The first quarter of 1999 saw several deals in the U.S. In February, San Francisco-based Miller Freeman announced its acquisition of the Verecom Group, a tech publisher. In March, it announced the purchase of the NSGA World Sports Expo, the National Sporting Goods Association trade show, and Continuing Medical Education, a for-profit provider of continuing education for physicians.
Much of Miller Freeman's growth stems from mergers and acquisitions. In 1985, United News & Media acquired the business publisher. In 1991, Miller Freeman acquired Gralla Publications. In 1995, United News & Media's business publishing property in Asia took the name Miller Freeman. And then, in 1996, Miller Freeman's purchase of the Blenheim Group, a trade show giant, shaped the sprawling business- media company that now comprises about 270 magazines and 370 exhibitions and conferences.
What marketers want
"The [global acquisition] strategy is a long-term one," said Andrew Shanks, Miller Freeman's London-based development director for Europe and Latin America.
"Increasingly our customer base is international companies," said Ed Pinedo, who is slated to become CFO-COO of Miller Freeman later this year. "I think what we provide, in essence, is one-stop shopping."

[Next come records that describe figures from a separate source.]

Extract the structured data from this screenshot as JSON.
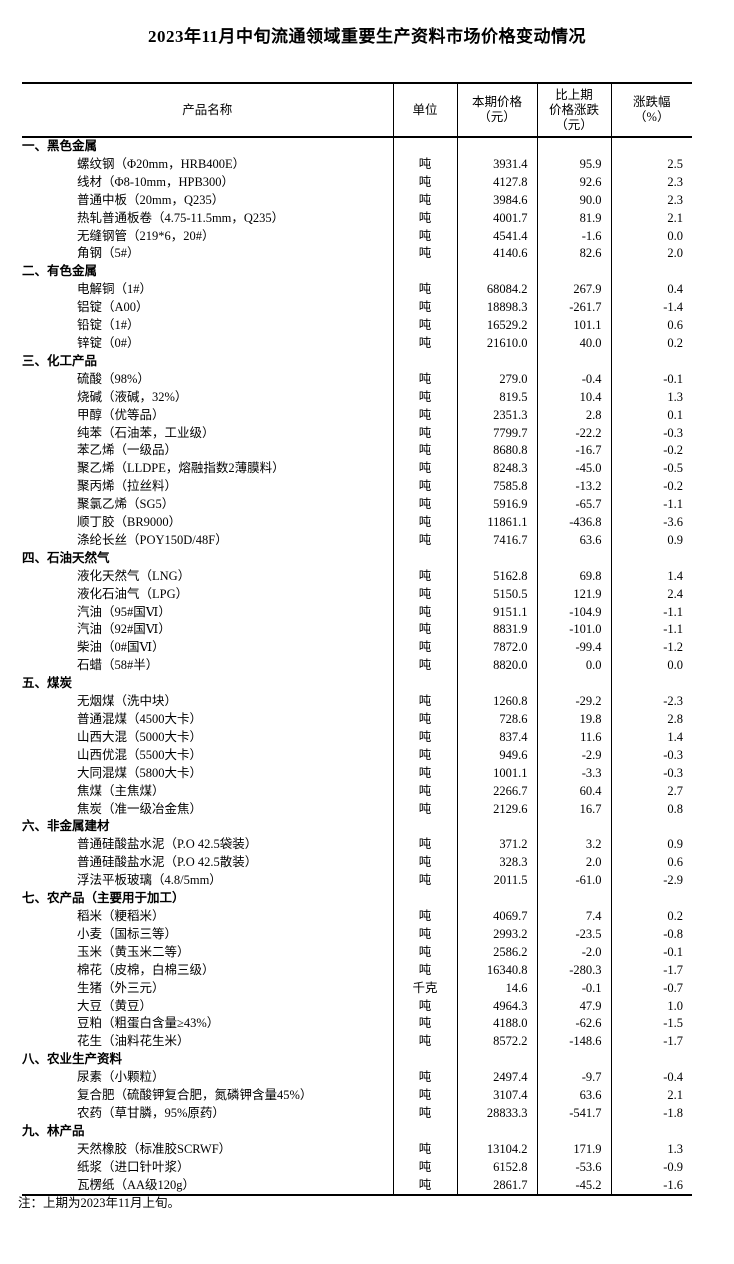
{
  "title": "2023年11月中旬流通领域重要生产资料市场价格变动情况",
  "note": "注：上期为2023年11月上旬。",
  "table": {
    "headers": {
      "product": "产品名称",
      "unit": "单位",
      "price": "本期价格\n（元）",
      "change": "比上期\n价格涨跌\n（元）",
      "pct": "涨跌幅\n（%）"
    },
    "sections": [
      {
        "name": "一、黑色金属",
        "items": [
          {
            "name": "螺纹钢（Φ20mm，HRB400E）",
            "unit": "吨",
            "price": "3931.4",
            "change": "95.9",
            "pct": "2.5"
          },
          {
            "name": "线材（Φ8-10mm，HPB300）",
            "unit": "吨",
            "price": "4127.8",
            "change": "92.6",
            "pct": "2.3"
          },
          {
            "name": "普通中板（20mm，Q235）",
            "unit": "吨",
            "price": "3984.6",
            "change": "90.0",
            "pct": "2.3"
          },
          {
            "name": "热轧普通板卷（4.75-11.5mm，Q235）",
            "unit": "吨",
            "price": "4001.7",
            "change": "81.9",
            "pct": "2.1"
          },
          {
            "name": "无缝钢管（219*6，20#）",
            "unit": "吨",
            "price": "4541.4",
            "change": "-1.6",
            "pct": "0.0"
          },
          {
            "name": "角钢（5#）",
            "unit": "吨",
            "price": "4140.6",
            "change": "82.6",
            "pct": "2.0"
          }
        ]
      },
      {
        "name": "二、有色金属",
        "items": [
          {
            "name": "电解铜（1#）",
            "unit": "吨",
            "price": "68084.2",
            "change": "267.9",
            "pct": "0.4"
          },
          {
            "name": "铝锭（A00）",
            "unit": "吨",
            "price": "18898.3",
            "change": "-261.7",
            "pct": "-1.4"
          },
          {
            "name": "铅锭（1#）",
            "unit": "吨",
            "price": "16529.2",
            "change": "101.1",
            "pct": "0.6"
          },
          {
            "name": "锌锭（0#）",
            "unit": "吨",
            "price": "21610.0",
            "change": "40.0",
            "pct": "0.2"
          }
        ]
      },
      {
        "name": "三、化工产品",
        "items": [
          {
            "name": "硫酸（98%）",
            "unit": "吨",
            "price": "279.0",
            "change": "-0.4",
            "pct": "-0.1"
          },
          {
            "name": "烧碱（液碱，32%）",
            "unit": "吨",
            "price": "819.5",
            "change": "10.4",
            "pct": "1.3"
          },
          {
            "name": "甲醇（优等品）",
            "unit": "吨",
            "price": "2351.3",
            "change": "2.8",
            "pct": "0.1"
          },
          {
            "name": "纯苯（石油苯，工业级）",
            "unit": "吨",
            "price": "7799.7",
            "change": "-22.2",
            "pct": "-0.3"
          },
          {
            "name": "苯乙烯（一级品）",
            "unit": "吨",
            "price": "8680.8",
            "change": "-16.7",
            "pct": "-0.2"
          },
          {
            "name": "聚乙烯（LLDPE，熔融指数2薄膜料）",
            "unit": "吨",
            "price": "8248.3",
            "change": "-45.0",
            "pct": "-0.5"
          },
          {
            "name": "聚丙烯（拉丝料）",
            "unit": "吨",
            "price": "7585.8",
            "change": "-13.2",
            "pct": "-0.2"
          },
          {
            "name": "聚氯乙烯（SG5）",
            "unit": "吨",
            "price": "5916.9",
            "change": "-65.7",
            "pct": "-1.1"
          },
          {
            "name": "顺丁胶（BR9000）",
            "unit": "吨",
            "price": "11861.1",
            "change": "-436.8",
            "pct": "-3.6"
          },
          {
            "name": "涤纶长丝（POY150D/48F）",
            "unit": "吨",
            "price": "7416.7",
            "change": "63.6",
            "pct": "0.9"
          }
        ]
      },
      {
        "name": "四、石油天然气",
        "items": [
          {
            "name": "液化天然气（LNG）",
            "unit": "吨",
            "price": "5162.8",
            "change": "69.8",
            "pct": "1.4"
          },
          {
            "name": "液化石油气（LPG）",
            "unit": "吨",
            "price": "5150.5",
            "change": "121.9",
            "pct": "2.4"
          },
          {
            "name": "汽油（95#国Ⅵ）",
            "unit": "吨",
            "price": "9151.1",
            "change": "-104.9",
            "pct": "-1.1"
          },
          {
            "name": "汽油（92#国Ⅵ）",
            "unit": "吨",
            "price": "8831.9",
            "change": "-101.0",
            "pct": "-1.1"
          },
          {
            "name": "柴油（0#国Ⅵ）",
            "unit": "吨",
            "price": "7872.0",
            "change": "-99.4",
            "pct": "-1.2"
          },
          {
            "name": "石蜡（58#半）",
            "unit": "吨",
            "price": "8820.0",
            "change": "0.0",
            "pct": "0.0"
          }
        ]
      },
      {
        "name": "五、煤炭",
        "items": [
          {
            "name": "无烟煤（洗中块）",
            "unit": "吨",
            "price": "1260.8",
            "change": "-29.2",
            "pct": "-2.3"
          },
          {
            "name": "普通混煤（4500大卡）",
            "unit": "吨",
            "price": "728.6",
            "change": "19.8",
            "pct": "2.8"
          },
          {
            "name": "山西大混（5000大卡）",
            "unit": "吨",
            "price": "837.4",
            "change": "11.6",
            "pct": "1.4"
          },
          {
            "name": "山西优混（5500大卡）",
            "unit": "吨",
            "price": "949.6",
            "change": "-2.9",
            "pct": "-0.3"
          },
          {
            "name": "大同混煤（5800大卡）",
            "unit": "吨",
            "price": "1001.1",
            "change": "-3.3",
            "pct": "-0.3"
          },
          {
            "name": "焦煤（主焦煤）",
            "unit": "吨",
            "price": "2266.7",
            "change": "60.4",
            "pct": "2.7"
          },
          {
            "name": "焦炭（准一级冶金焦）",
            "unit": "吨",
            "price": "2129.6",
            "change": "16.7",
            "pct": "0.8"
          }
        ]
      },
      {
        "name": "六、非金属建材",
        "items": [
          {
            "name": "普通硅酸盐水泥（P.O 42.5袋装）",
            "unit": "吨",
            "price": "371.2",
            "change": "3.2",
            "pct": "0.9"
          },
          {
            "name": "普通硅酸盐水泥（P.O 42.5散装）",
            "unit": "吨",
            "price": "328.3",
            "change": "2.0",
            "pct": "0.6"
          },
          {
            "name": "浮法平板玻璃（4.8/5mm）",
            "unit": "吨",
            "price": "2011.5",
            "change": "-61.0",
            "pct": "-2.9"
          }
        ]
      },
      {
        "name": "七、农产品（主要用于加工）",
        "items": [
          {
            "name": "稻米（粳稻米）",
            "unit": "吨",
            "price": "4069.7",
            "change": "7.4",
            "pct": "0.2"
          },
          {
            "name": "小麦（国标三等）",
            "unit": "吨",
            "price": "2993.2",
            "change": "-23.5",
            "pct": "-0.8"
          },
          {
            "name": "玉米（黄玉米二等）",
            "unit": "吨",
            "price": "2586.2",
            "change": "-2.0",
            "pct": "-0.1"
          },
          {
            "name": "棉花（皮棉，白棉三级）",
            "unit": "吨",
            "price": "16340.8",
            "change": "-280.3",
            "pct": "-1.7"
          },
          {
            "name": "生猪（外三元）",
            "unit": "千克",
            "price": "14.6",
            "change": "-0.1",
            "pct": "-0.7"
          },
          {
            "name": "大豆（黄豆）",
            "unit": "吨",
            "price": "4964.3",
            "change": "47.9",
            "pct": "1.0"
          },
          {
            "name": "豆粕（粗蛋白含量≥43%）",
            "unit": "吨",
            "price": "4188.0",
            "change": "-62.6",
            "pct": "-1.5"
          },
          {
            "name": "花生（油料花生米）",
            "unit": "吨",
            "price": "8572.2",
            "change": "-148.6",
            "pct": "-1.7"
          }
        ]
      },
      {
        "name": "八、农业生产资料",
        "items": [
          {
            "name": "尿素（小颗粒）",
            "unit": "吨",
            "price": "2497.4",
            "change": "-9.7",
            "pct": "-0.4"
          },
          {
            "name": "复合肥（硫酸钾复合肥，氮磷钾含量45%）",
            "unit": "吨",
            "price": "3107.4",
            "change": "63.6",
            "pct": "2.1"
          },
          {
            "name": "农药（草甘膦，95%原药）",
            "unit": "吨",
            "price": "28833.3",
            "change": "-541.7",
            "pct": "-1.8"
          }
        ]
      },
      {
        "name": "九、林产品",
        "items": [
          {
            "name": "天然橡胶（标准胶SCRWF）",
            "unit": "吨",
            "price": "13104.2",
            "change": "171.9",
            "pct": "1.3"
          },
          {
            "name": "纸浆（进口针叶浆）",
            "unit": "吨",
            "price": "6152.8",
            "change": "-53.6",
            "pct": "-0.9"
          },
          {
            "name": "瓦楞纸（AA级120g）",
            "unit": "吨",
            "price": "2861.7",
            "change": "-45.2",
            "pct": "-1.6"
          }
        ]
      }
    ]
  }
}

Miller Freeman says it pursues this strategy of extending its brands -- and extending them globally -- because that is what b-to-b marketers want. Marketers require alternative ways to reach their customers in the U.S. and overseas.
For Miller Freeman, as for many of its competitors, the strategy is to focus on particular vertical markets and to offer marketers a breadth of options to reach their customers, including publications, trade shows and Web sites.
"We are not interested in acquisitions that are purely publishing in nature unless we have an opportunity to establish a trade show or a conference," Mr. Pinedo said.
The brand extension strategy is evident in Miller Freeman's Verecom acquisition. The company published two key magazines, Integrated System Design and Silicon Strategies, and it produced the annual Silicon Strategies Conference. Perhaps more important, Verecom complemented Miller Freeman's existing niche in the computer chip market. Miller Freeman produced several magazines and trade shows reaching the embedded software market for computer chip design. Verecom completed this vertical market, because it reaches the embedded hardware market for computer chip design.
"We felt we could offer a better package to those advertisers and exhibitors trying to reach this group if we joined forces," said John Pearson, Miller Freeman senior VP.